Do zdarzenia doszło w niedzielę. Około godziny 9:40 dyżurny z Komendy Powiatowej Policji w Giżycku otrzymał anonimowe zgłoszenie, że w przychodni przy Szpitalu Giżyckim przyjmuje lekarz, który prawdopodobnie jest pod wpływem alkoholu. Informację potwierdził asp. Daniel Romańczyk z KPP w Giżycku.
- Policjanci niezwłocznie udali się do przychodni i ten fakt potwierdzili. Lekarz został przebadany na zawartość alkoholu. Z badań wynikało, że miał on około 1,5 promila alkoholu w organizmie. Został oczywiście odsunięty od wykonywania dalszych czynności służbowych, został również powiadomiony pracodawca - przekazał policjant w rozmowie z Gazeta.pl.
Podkreślił, że w poniedziałek lekarz na polecenie prokuratury został zatrzymany. Postawiono mu zarzut z art. 160 Kodeksu karnego, czyli narażenia na bezpośrednie niebezpieczeństwo utraty życia bądź ciężkiego uszczerbku na zdrowiu. Za czyn ten grozi do trzech lat pozbawienia wolności.
- Zatrzymany lekarz to 68-letni mężczyzna, pediatra z wieloletnim doświadczeniem zawodowym. Aktualnie przebywa w areszcie policyjnym do czasu wykonania wszystkich czynności - dodał asp. Daniel Romańczyk.
Otrzymaliśmy informację od Dyrekcji Szpitala Giżyckiego, że komentarz w tej sprawie pojawi się na stronie placówki.

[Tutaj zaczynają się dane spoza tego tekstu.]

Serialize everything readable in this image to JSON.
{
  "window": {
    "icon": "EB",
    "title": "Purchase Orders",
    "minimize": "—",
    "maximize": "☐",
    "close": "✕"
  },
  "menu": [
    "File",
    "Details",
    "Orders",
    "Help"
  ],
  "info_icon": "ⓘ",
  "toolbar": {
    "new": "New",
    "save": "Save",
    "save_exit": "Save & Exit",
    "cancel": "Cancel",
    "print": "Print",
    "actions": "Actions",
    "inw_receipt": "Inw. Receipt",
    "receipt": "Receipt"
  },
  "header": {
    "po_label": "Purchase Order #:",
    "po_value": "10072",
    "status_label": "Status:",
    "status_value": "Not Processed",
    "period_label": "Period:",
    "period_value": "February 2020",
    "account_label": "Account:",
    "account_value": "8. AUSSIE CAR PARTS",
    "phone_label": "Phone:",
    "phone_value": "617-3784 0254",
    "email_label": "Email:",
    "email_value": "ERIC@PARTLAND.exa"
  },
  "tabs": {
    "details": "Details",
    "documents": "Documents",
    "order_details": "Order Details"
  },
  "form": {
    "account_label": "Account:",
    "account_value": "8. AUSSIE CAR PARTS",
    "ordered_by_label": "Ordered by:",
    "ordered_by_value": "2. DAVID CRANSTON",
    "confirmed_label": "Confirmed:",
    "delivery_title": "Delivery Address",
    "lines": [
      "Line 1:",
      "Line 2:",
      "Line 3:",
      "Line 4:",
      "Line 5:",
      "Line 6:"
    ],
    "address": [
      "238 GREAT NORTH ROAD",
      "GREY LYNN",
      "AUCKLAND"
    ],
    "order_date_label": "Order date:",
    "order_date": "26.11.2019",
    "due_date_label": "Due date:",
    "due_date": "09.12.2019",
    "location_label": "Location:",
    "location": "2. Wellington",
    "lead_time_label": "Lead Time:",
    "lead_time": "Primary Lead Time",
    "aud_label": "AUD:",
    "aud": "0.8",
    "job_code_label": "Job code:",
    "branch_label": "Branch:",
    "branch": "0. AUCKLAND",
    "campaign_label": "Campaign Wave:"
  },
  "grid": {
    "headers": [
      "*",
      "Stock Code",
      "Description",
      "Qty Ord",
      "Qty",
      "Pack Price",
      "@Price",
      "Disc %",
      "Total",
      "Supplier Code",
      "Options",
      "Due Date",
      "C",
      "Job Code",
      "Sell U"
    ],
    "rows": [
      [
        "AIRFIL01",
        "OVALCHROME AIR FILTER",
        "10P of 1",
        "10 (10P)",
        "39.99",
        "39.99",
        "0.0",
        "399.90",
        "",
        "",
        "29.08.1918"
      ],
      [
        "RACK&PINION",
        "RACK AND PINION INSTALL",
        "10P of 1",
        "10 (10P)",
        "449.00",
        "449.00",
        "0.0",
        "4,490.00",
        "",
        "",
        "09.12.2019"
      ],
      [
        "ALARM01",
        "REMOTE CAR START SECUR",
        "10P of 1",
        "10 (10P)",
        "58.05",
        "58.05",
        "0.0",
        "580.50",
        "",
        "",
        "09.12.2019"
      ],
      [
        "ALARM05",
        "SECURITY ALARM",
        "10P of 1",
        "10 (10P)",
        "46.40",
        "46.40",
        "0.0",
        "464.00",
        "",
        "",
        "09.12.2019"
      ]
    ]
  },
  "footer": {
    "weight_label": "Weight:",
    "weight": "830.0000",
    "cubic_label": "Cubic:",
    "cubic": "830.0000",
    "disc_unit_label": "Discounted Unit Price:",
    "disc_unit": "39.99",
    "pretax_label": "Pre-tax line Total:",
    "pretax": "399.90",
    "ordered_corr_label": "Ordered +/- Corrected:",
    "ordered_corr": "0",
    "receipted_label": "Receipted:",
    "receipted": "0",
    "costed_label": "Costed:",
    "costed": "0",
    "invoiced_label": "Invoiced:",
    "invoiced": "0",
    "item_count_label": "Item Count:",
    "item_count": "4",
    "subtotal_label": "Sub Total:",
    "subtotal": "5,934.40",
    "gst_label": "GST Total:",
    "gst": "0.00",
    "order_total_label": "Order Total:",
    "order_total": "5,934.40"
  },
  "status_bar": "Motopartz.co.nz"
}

To drugi przypadek pełnienia dyżuru pod wpływem alkoholu w tym szpitalu w ciągu tego roku. W marcu 2019 roku doszło do podobnej sytuacji. Wtedy lekarz został zawieszony w pełnieniu obowiązków.
"(...) w szpitalu obowiązuje absolutny zakaz spożywania alkoholu. Kadra szpitala, lekarze i personel medyczny mają obowiązek przychodzenia i wykonywania pracy w stanie trzeźwości. Chodzi tutaj nie tylko o przestrzeganie Kodeksu Pracy, ale przede wszystkim o bezpieczeństwo i zdrowie naszych pacjentów. Nie akceptujemy żadnych wyjaśnień ani wymówek. W takich przypadkach zawsze będziemy współpracować z policją" - podkreślała wtedy w komunikacie Dyrektor Zarządzająca szpitala Anita Karnacewicz.